谢巴德·克雷奇是研究美洲土著社会的生态人类学家,曾经对两个问题做过调查:美洲土著是生态学家吗?他们是自然的保护者吗?令人惊奇的是第一个问题的答案是普遍确认的,但第二个答案大部分都是否定的?[17]纳达斯蒂指出,自然保护是一种西方的观点,带有偏见的、评判式的和西方建构的色彩,外在于美洲土著的信仰体系。[18]对哈萨克人来说,他们存在将植物视为社会性生物的观念,但并不简单是为了保护植物或追求与自然和谐,更是为了维系游牧生产生活之实践和与草原的道德秩序。

四、地方性知识的再生产与反思

总之,哈萨克游牧民在适应草原生态环境的过程中形成了一套植物的地方性知识,是受人尊敬的草原生态学家。

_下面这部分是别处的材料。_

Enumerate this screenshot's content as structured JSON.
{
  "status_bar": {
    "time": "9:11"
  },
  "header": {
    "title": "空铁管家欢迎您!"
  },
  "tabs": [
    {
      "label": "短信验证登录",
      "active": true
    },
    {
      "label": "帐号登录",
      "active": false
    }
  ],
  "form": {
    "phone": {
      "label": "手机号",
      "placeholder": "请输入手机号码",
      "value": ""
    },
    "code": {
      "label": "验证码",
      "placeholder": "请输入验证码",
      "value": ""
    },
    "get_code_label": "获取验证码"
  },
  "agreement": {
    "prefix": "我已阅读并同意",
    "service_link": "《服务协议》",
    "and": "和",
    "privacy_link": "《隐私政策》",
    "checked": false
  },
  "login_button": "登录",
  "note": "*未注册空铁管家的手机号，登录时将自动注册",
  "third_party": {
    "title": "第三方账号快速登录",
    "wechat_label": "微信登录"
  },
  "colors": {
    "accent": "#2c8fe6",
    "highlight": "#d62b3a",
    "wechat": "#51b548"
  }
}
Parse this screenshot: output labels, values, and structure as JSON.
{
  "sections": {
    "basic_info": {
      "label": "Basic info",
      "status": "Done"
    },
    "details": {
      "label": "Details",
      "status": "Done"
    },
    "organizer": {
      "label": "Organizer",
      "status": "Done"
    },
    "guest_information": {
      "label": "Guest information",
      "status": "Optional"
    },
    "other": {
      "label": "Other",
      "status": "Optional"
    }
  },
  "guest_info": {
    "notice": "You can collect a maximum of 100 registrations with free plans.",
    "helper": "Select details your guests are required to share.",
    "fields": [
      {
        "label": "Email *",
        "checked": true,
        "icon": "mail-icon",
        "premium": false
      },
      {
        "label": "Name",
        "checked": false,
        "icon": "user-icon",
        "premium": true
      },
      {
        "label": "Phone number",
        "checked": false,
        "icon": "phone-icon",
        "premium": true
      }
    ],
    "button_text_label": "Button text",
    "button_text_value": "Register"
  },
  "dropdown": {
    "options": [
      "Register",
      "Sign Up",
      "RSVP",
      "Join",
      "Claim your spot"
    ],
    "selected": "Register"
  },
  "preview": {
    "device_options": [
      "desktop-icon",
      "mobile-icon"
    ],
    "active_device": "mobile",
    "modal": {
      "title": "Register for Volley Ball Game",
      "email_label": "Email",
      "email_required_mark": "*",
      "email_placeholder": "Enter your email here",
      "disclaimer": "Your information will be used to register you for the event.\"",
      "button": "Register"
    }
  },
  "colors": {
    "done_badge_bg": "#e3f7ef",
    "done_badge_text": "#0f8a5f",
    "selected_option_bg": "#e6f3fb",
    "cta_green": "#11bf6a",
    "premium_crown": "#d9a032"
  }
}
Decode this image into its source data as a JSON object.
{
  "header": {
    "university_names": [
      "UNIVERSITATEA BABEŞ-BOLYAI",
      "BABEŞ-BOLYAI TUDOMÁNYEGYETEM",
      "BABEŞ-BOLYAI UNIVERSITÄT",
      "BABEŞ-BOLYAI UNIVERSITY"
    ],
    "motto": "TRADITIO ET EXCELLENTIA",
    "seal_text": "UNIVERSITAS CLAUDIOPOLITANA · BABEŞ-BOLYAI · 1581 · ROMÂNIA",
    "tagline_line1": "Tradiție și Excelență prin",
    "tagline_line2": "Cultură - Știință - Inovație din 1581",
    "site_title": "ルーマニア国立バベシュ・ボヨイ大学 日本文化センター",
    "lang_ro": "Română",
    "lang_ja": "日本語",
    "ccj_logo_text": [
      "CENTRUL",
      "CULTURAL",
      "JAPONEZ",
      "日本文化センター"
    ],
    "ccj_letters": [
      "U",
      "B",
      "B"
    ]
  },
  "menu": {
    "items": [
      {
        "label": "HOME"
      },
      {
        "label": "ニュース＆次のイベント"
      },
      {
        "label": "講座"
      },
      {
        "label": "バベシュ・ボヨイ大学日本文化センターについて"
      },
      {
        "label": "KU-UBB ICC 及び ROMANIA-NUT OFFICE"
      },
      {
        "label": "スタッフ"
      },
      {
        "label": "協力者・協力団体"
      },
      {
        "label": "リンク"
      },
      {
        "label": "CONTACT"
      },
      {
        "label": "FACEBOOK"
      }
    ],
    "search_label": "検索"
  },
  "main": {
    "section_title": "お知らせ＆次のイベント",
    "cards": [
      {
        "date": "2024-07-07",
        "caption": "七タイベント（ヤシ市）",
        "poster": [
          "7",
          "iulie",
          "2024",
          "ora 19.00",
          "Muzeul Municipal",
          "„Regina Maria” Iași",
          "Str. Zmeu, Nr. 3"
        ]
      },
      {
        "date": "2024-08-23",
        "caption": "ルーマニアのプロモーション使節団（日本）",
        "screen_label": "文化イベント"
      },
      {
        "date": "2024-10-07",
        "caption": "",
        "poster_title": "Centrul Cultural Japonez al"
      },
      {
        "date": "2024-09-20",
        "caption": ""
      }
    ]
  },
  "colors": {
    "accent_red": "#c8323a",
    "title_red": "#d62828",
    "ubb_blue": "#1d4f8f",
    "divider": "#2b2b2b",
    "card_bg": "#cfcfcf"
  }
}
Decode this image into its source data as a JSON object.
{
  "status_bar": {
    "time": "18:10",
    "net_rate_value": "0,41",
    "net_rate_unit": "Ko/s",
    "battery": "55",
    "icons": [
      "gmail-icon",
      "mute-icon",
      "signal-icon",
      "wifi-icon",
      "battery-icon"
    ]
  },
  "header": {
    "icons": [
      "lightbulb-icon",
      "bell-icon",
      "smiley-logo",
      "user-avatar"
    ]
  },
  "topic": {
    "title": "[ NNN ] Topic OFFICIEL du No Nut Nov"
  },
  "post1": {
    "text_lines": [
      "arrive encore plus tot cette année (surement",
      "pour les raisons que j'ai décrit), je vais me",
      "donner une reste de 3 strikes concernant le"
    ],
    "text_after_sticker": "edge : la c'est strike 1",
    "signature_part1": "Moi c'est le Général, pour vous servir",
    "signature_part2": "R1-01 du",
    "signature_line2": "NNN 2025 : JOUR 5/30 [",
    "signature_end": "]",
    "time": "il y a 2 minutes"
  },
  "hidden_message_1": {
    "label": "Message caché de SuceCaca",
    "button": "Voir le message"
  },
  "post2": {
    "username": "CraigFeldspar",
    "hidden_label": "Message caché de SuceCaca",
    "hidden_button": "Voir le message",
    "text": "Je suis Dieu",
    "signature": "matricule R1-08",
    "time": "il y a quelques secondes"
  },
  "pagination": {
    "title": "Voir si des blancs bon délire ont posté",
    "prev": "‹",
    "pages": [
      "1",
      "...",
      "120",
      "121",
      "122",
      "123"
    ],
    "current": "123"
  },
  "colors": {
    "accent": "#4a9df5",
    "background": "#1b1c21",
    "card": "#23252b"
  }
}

这套知识植根和生成于游牧文化之中。一个颇受关注的问题是,当游牧民不再游牧,这套知识体系将如何传承。在盆地,植物地方性知识的生产和再生产出现了两个重要趋势。一是这些知识的掌握程度随着年龄的递减而降低,并主要留存于有游牧经验的老人手中;二是知识的内涵和核心发生了变化,熟悉农作物的程度远超过其他植物,核心是作物与人群的关系。这说明,地方性知识的一个重要特征是可变性,总是随着知识生产情境的变化而不断重塑。因此,地方性知识的研究肩负着双重任务。一方面,要对传统地方性知识做抢救式的发掘、记录和整理,并在此基础上开展系统和深入的研究;另一方面要关注地方性知识的可变性,并就知识更新、变化和再造的过程做出解释。

地方性知识的研究有现实意义。这意味着它可能为调节和平衡人与自然的关系提供教诲,也意味着它可能有助于解决当代日益突出的生态环境问题。毋庸讳言,这是对“地方性知识”研究热情持续高涨的重要原因。然而,相关研究也存在诸多误区。比如,认为地方性知识是科学知识对立面,我们必须在两者中进行抉择。又比如,认为它们过去有效,现在也理所应当有效。再比如,认为回归地方性知识是走出生态危机的必由之路。这些认识很大程度上否定了地方性知识与科学知识链接的可能,而地方与超越地方知识体系之间断裂的观念也并非是社会科学的中立态度。霍恩博格指出,当将地方与超地方的分割问题化,地方性知识的观念就掩盖了它们之间可能存在的联系。[19]这种脱离知识生产场域的讨论于当代生态环境问题的解决并无意义。米开尔·道夫卓有见地的指出,对地方性知识价值的关注不应只是简单地重新发现知识与管理实践,而是要更好地理解规约体系中的哪一部分传承了下来,知识与实践在什么条件下才可能成为发展策略的另一种可能。[20]我们认为,国内地方性知识的研究必须摆脱“脱域”式的浪漫想象,回归知识生产的时代与社会情境,寻找地方性知识与科学知识链接的可能路径,才可能在当代生态文明建设中扮演更重要的角色。